Not that the influence of our DNA is confined to our early years when we’re growing up.

Indeed, Plomin shows that it gets stronger as we get older. More and more, we revert to type. Yes, other factors impact on us, such as our relationships with partners, children and friends, our jobs and interests. All contribute to give life meaning.

Which is why “Head Start” gains and other nonsense dissipate over time.

The same applies to anyone with a genetic propensity to depression, learning disabilities or alcohol abuse.

‘Genes are not destiny,’ says Plomin. You don’t have to succumb.

Perhaps, but you have limited options to change course, dependent upon your genetic blueprint.

It’s also good, he argues, that we can know our limits — those things that our DNA just won’t let happen, however hard we try.

Plomin quotes with approval the observation of American comedian W.C. Fields: ‘If at first you don’t succeed, try, try again. Then quit. There’s no use being a damn fool about it.’

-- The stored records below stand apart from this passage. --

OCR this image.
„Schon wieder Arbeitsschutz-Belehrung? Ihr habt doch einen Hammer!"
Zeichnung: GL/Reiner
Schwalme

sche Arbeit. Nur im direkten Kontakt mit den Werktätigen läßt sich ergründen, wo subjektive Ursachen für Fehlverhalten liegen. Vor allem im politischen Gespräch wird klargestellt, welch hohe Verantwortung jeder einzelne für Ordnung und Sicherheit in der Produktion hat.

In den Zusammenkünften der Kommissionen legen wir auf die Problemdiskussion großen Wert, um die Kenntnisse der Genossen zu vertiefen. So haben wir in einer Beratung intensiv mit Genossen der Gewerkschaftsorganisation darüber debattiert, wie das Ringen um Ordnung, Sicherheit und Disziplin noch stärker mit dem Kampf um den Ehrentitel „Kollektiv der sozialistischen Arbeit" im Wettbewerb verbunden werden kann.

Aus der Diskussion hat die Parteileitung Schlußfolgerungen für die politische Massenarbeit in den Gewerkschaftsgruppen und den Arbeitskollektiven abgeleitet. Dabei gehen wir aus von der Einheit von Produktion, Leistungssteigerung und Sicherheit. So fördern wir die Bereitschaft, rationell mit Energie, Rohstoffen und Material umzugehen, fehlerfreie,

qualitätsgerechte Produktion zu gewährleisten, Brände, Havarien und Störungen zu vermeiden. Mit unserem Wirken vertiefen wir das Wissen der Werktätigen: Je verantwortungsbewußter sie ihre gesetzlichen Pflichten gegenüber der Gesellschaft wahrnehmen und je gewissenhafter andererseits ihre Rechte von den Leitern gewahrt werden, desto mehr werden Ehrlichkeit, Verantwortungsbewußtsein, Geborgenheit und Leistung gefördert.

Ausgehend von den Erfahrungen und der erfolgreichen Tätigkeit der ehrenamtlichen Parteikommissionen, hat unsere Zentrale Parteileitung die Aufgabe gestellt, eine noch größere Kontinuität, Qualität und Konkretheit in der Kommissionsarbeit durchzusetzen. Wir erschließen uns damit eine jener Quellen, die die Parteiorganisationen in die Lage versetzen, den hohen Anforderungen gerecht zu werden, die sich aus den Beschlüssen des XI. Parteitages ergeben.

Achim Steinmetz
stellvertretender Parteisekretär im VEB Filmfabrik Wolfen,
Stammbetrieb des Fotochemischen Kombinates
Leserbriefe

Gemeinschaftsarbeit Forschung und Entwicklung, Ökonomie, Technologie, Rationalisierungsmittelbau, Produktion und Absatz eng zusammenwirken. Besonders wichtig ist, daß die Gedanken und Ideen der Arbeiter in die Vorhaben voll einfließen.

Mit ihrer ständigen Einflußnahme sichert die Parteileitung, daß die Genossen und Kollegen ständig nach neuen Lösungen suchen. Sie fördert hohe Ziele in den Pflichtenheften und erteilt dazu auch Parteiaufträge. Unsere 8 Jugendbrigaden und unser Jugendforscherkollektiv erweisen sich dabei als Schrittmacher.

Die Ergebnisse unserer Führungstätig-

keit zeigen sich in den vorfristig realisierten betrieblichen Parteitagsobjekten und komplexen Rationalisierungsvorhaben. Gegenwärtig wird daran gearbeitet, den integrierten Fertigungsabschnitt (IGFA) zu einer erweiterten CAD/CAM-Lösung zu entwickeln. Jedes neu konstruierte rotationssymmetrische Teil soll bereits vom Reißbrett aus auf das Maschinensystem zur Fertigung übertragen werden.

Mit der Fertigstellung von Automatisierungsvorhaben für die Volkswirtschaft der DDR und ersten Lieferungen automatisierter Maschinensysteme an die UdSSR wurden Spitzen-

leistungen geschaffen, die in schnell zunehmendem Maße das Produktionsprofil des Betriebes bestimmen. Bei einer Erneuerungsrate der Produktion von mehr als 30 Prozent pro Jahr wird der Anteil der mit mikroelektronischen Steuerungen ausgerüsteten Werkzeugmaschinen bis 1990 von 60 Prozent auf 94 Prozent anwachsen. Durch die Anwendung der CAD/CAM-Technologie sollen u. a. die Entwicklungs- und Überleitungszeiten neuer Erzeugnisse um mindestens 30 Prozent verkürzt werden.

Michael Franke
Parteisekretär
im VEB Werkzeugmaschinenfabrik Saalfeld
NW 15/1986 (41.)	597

Can we then give up attempting equal outcomes on the basis of race?

Plomin’s radical new world may force us to bow to our genetic limits but, on the plus side, it will encourage us, like Alastair Cook, to do the best we can with the talents we’ve been given.

Some folks can land on the moon, others can layup basketballs.  It’s all in the genes.

Three implications of this story:

1. The predictive value of gene pool to phenotype correlations will be greater for populations than for families, since the intra-family variability in phenotypic expression – due to the “meiotic lottery” – would tend to be averaged out over the millions of people making up typical ethnies.  Thus, one could more reliably predict phenotypic expression from the allele frequencies in the genepool when considering (large) populations.

2. Significant and long-term improvements in various psychometric performances would require genetic change – and the most rapid and directed approach to achieve this change (other than futuristic gene editing) would be via eugenics.

3. This all underscores the mendacity of globalist shills who tell us that people who lose their jobs due to free trade, outsourcing, immigration, and automation can simply be “educated” and “retrained” to perform the more challenging, information-based “jobs of the future.”  No, that middle-aged coal miner is not going to become the next Bill Gates or Elon Musk (and, besides, some of these “advanced jobs” will themselves be eventually lost to the same processes that have hollowed out the American [blue collar] working class and middle class).